At the time of rapid economic development time of the country more than 76% of the Indian population is still living in agricultural field. Agri cantered model of development was prevalent during the 1950s and the 60s. Now also, Agriculture contributes approximately one fifth of total gross domestic product (GDP). It provides the means of livelihood to about two thirds of the country’s population and over 70% of the population still lives in rural areas (European Commission 2007). Agriculture is the key employer with around 60% of the labour force, down from 70% in the early nineties. In details 2000-01, 67% of work force were depending on agricultural sector and contributed about 27% of national income (National Commission for women 2005).

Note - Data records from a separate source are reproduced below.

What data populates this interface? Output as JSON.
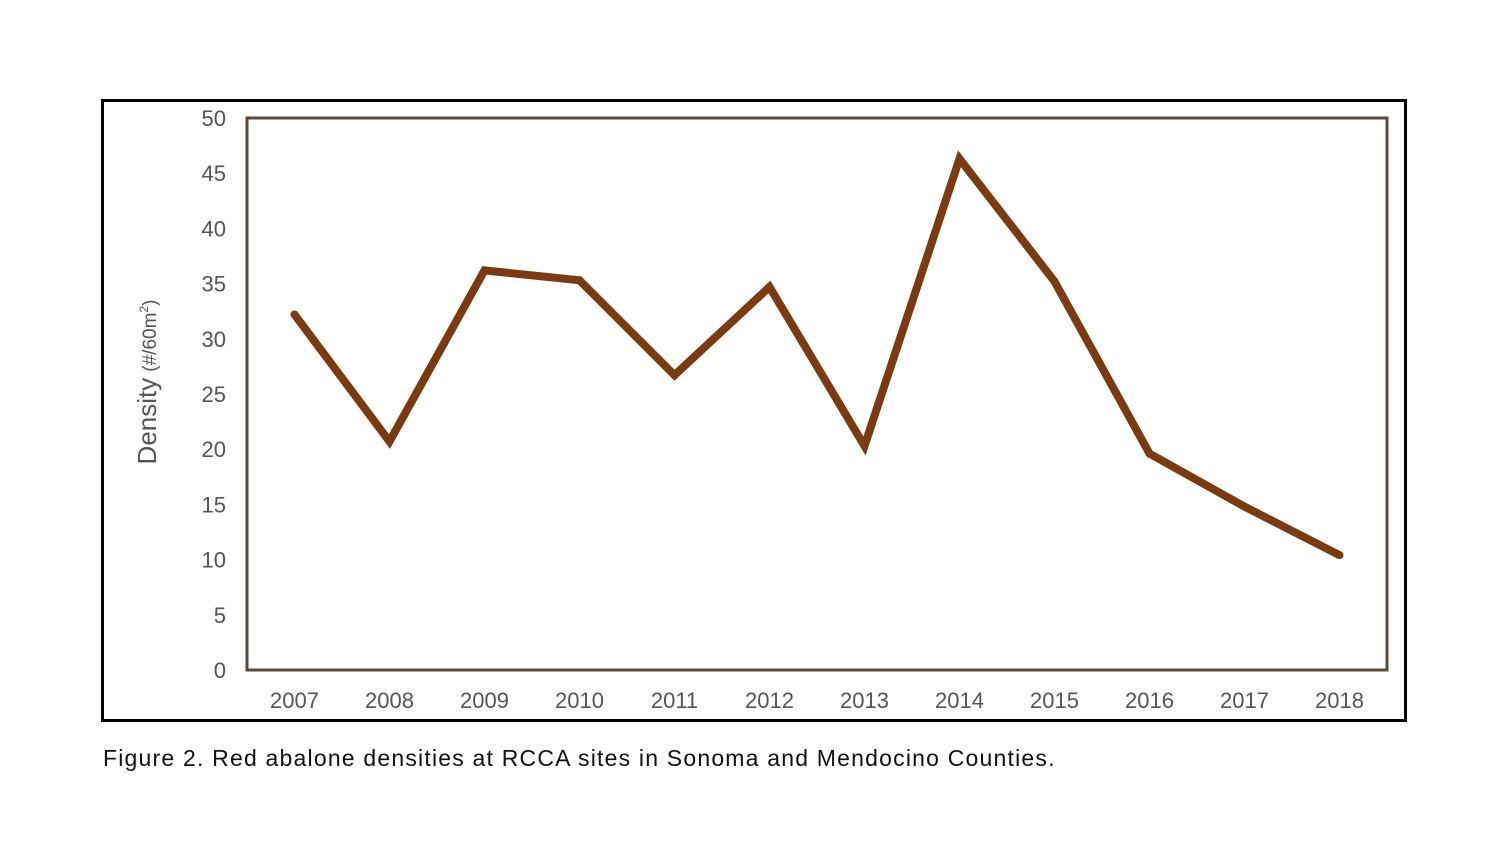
{
  "caption": "Figure 2. Red abalone densities at RCCA sites in Sonoma and Mendocino Counties.",
  "colors": {
    "line": "#7B3A10",
    "plot_border": "#5C4A3E",
    "frame": "#000000",
    "tick_text": "#555555",
    "axis_title": "#555555"
  },
  "chart_data": {
    "type": "line",
    "title": "",
    "xlabel": "",
    "ylabel": {
      "main": "Density",
      "unit_prefix": "(#/60m",
      "unit_sup": "2",
      "unit_suffix": ")"
    },
    "categories": [
      "2007",
      "2008",
      "2009",
      "2010",
      "2011",
      "2012",
      "2013",
      "2014",
      "2015",
      "2016",
      "2017",
      "2018"
    ],
    "series": [
      {
        "values": [
          32.2,
          20.7,
          36.2,
          35.3,
          26.7,
          34.7,
          20.3,
          46.3,
          35.2,
          19.6,
          14.8,
          10.4
        ]
      }
    ],
    "ylim": [
      0,
      50
    ],
    "yticks": [
      "0",
      "5",
      "10",
      "15",
      "20",
      "25",
      "30",
      "35",
      "40",
      "45",
      "50"
    ],
    "grid": false,
    "legend": "none"
  }
}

This declining share was mainly due to the fall in public investment in rural facilitation particularly since the mid 1990s .Then also it is the single largest private sector occupation. Agriculture accounts for about 10 percent of the total export earnings and provides raw material to a large number of industries. But the controversy is, the Commerce Ministry expects the zones to draw nearly 600 billion Indian rupees ($13.5 billion) in investment by 2010 and create 890,000 jobs. But an internal assessment of the Finance Ministry has estimated that by 2010 the country will drop about Rs.1, 60,000 cores in direct and indirect taxes because of the SEZs across the country. Government of India wants to follow ‘Chinese way’ but while in China there are only six SEZs, in India 123 SEZs have been established just in three years and over 400 SEZs are in pipeline. This shows that proper ground work has not been done before implementing the concept of SEZ in India. It has made a huge imbalanced development attribute to the rural population and villages which has measured as the ‘soul’ of democratic India.